Except with an intern, hopefully there's personal development and you only have to be very specific a few times. And the intern's manager gets good feels for helping someone grow, and maybe it's a hiring pipeline.
If I'm going to have to do that for everything, I would rather just do the work myself.
I have seen some sessions with let's call it over agressive autocomplete... That's mildly tempting, but I'm happy with my disintegrated development environment, and it doesn't have any way to do autocomplete at all, so that's not happening for me either.
If you like coding (aka "problem solving"), it feels like crap.
And if you like still having an IT job in a couple of years, it feels like dangerous crap.
(Of course you can be hoping you'll be the one selected, out of millions laid off, to get to keep working on a higher level).
I’m sorry, what?
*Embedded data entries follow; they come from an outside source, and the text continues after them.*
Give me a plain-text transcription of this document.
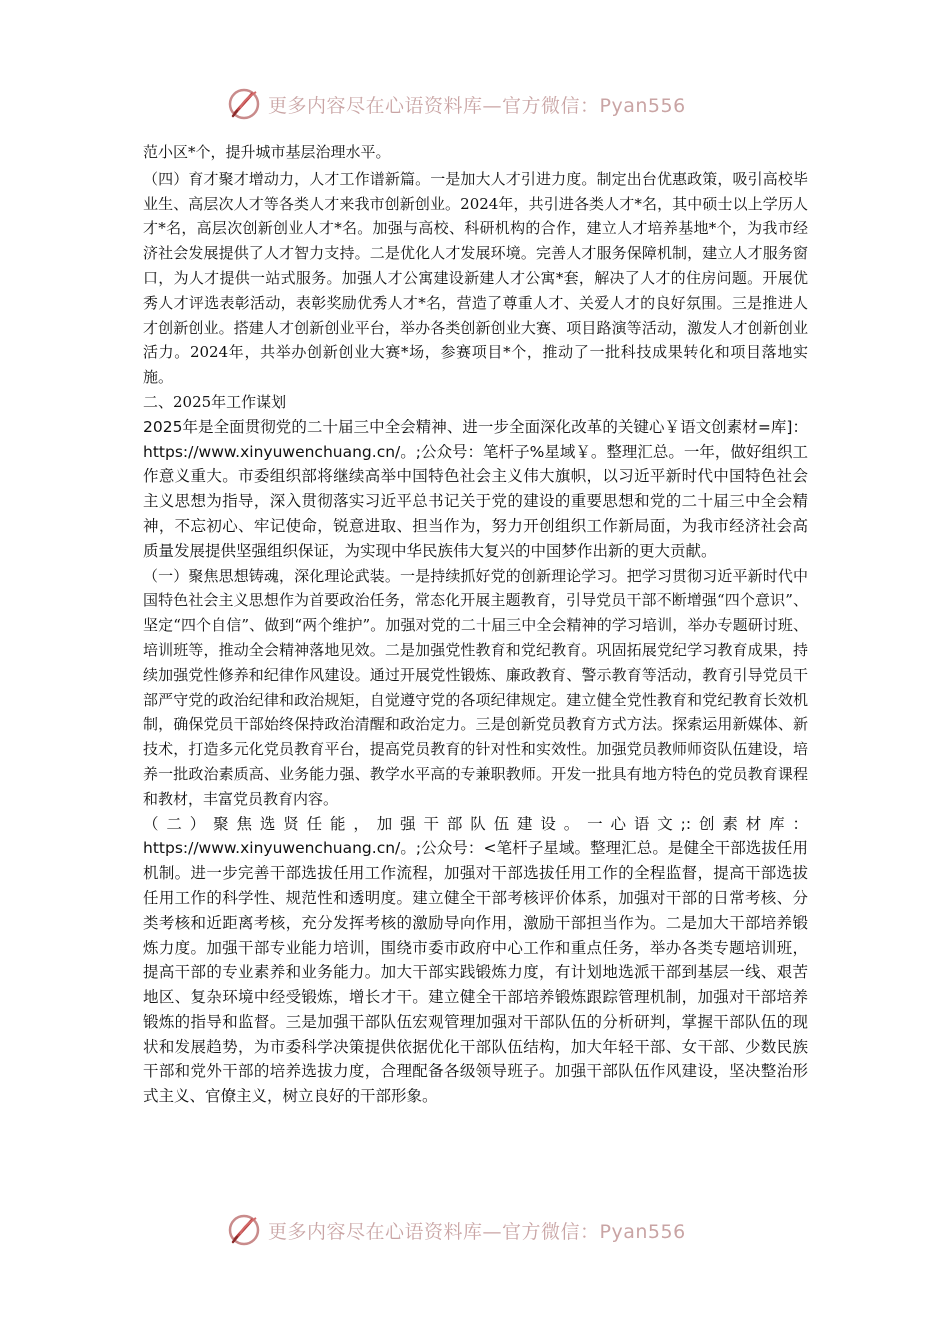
更多内容尽在心语资料库—官方微信：Pyan556

范小区*个，提升城市基层治理水平。

（四）育才聚才增动力，人才工作谱新篇。一是加大人才引进力度。制定出台优惠政策，吸引高校毕业生、高层次人才等各类人才来我市创新创业。2024年，共引进各类人才*名，其中硕士以上学历人才*名，高层次创新创业人才*名。加强与高校、科研机构的合作，建立人才培养基地*个，为我市经济社会发展提供了人才智力支持。二是优化人才发展环境。完善人才服务保障机制，建立人才服务窗口，为人才提供一站式服务。加强人才公寓建设新建人才公寓*套，解决了人才的住房问题。开展优秀人才评选表彰活动，表彰奖励优秀人才*名，营造了尊重人才、关爱人才的良好氛围。三是推进人才创新创业。搭建人才创新创业平台，举办各类创新创业大赛、项目路演等活动，激发人才创新创业活力。2024年，共举办创新创业大赛*场，参赛项目*个，推动了一批科技成果转化和项目落地实施。

二、2025年工作谋划

2025年是全面贯彻党的二十届三中全会精神、进一步全面深化改革的关键心￥语文创素材=库]：https://www.xinyuwenchuang.cn/。;公众号：笔杆子%星域￥。整理汇总。一年，做好组织工作意义重大。市委组织部将继续高举中国特色社会主义伟大旗帜，以习近平新时代中国特色社会主义思想为指导，深入贯彻落实习近平总书记关于党的建设的重要思想和党的二十届三中全会精神，不忘初心、牢记使命，锐意进取、担当作为，努力开创组织工作新局面，为我市经济社会高质量发展提供坚强组织保证，为实现中华民族伟大复兴的中国梦作出新的更大贡献。

（一）聚焦思想铸魂，深化理论武装。一是持续抓好党的创新理论学习。把学习贯彻习近平新时代中国特色社会主义思想作为首要政治任务，常态化开展主题教育，引导党员干部不断增强“四个意识”、坚定“四个自信”、做到“两个维护”。加强对党的二十届三中全会精神的学习培训，举办专题研讨班、培训班等，推动全会精神落地见效。二是加强党性教育和党纪教育。巩固拓展党纪学习教育成果，持续加强党性修养和纪律作风建设。通过开展党性锻炼、廉政教育、警示教育等活动，教育引导党员干部严守党的政治纪律和政治规矩，自觉遵守党的各项纪律规定。建立健全党性教育和党纪教育长效机制，确保党员干部始终保持政治清醒和政治定力。三是创新党员教育方式方法。探索运用新媒体、新技术，打造多元化党员教育平台，提高党员教育的针对性和实效性。加强党员教师师资队伍建设，培养一批政治素质高、业务能力强、教学水平高的专兼职教师。开发一批具有地方特色的党员教育课程和教材，丰富党员教育内容。

（二）聚焦选贤任能，加强干部队伍建设。一心语文;:创素材库：https://www.xinyuwenchuang.cn/。;公众号：<笔杆子星域。整理汇总。是健全干部选拔任用机制。进一步完善干部选拔任用工作流程，加强对干部选拔任用工作的全程监督，提高干部选拔任用工作的科学性、规范性和透明度。建立健全干部考核评价体系，加强对干部的日常考核、分类考核和近距离考核，充分发挥考核的激励导向作用，激励干部担当作为。二是加大干部培养锻炼力度。加强干部专业能力培训，围绕市委市政府中心工作和重点任务，举办各类专题培训班，提高干部的专业素养和业务能力。加大干部实践锻炼力度，有计划地选派干部到基层一线、艰苦地区、复杂环境中经受锻炼，增长才干。建立健全干部培养锻炼跟踪管理机制，加强对干部培养锻炼的指导和监督。三是加强干部队伍宏观管理加强对干部队伍的分析研判，掌握干部队伍的现状和发展趋势，为市委科学决策提供依据优化干部队伍结构，加大年轻干部、女干部、少数民族干部和党外干部的培养选拔力度，合理配备各级领导班子。加强干部队伍作风建设，坚决整治形式主义、官僚主义，树立良好的干部形象。

更多内容尽在心语资料库—官方微信：Pyan556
Have you been paying any attention at all to the state of the industry lately?
The companies that agree with you will be at an interesting place when they have piles of AI slop code and no talented developers.
I haven't. But I found myself, to my surprise, not particularly interested in trying; which makes me wonder what motivates other developers if not peer pressure or demands for more productivity. I find coding interesting and fulfilling enough to do it on my own. I do ask LLMs questions from time to time, but for that, even a chatgpt or a gemini in a browser tab is enough.
The best experience I had so far is with code reviews, when the models pointed out my mistakes. But I haven't yet gotten to the point where I would want them to write code for me.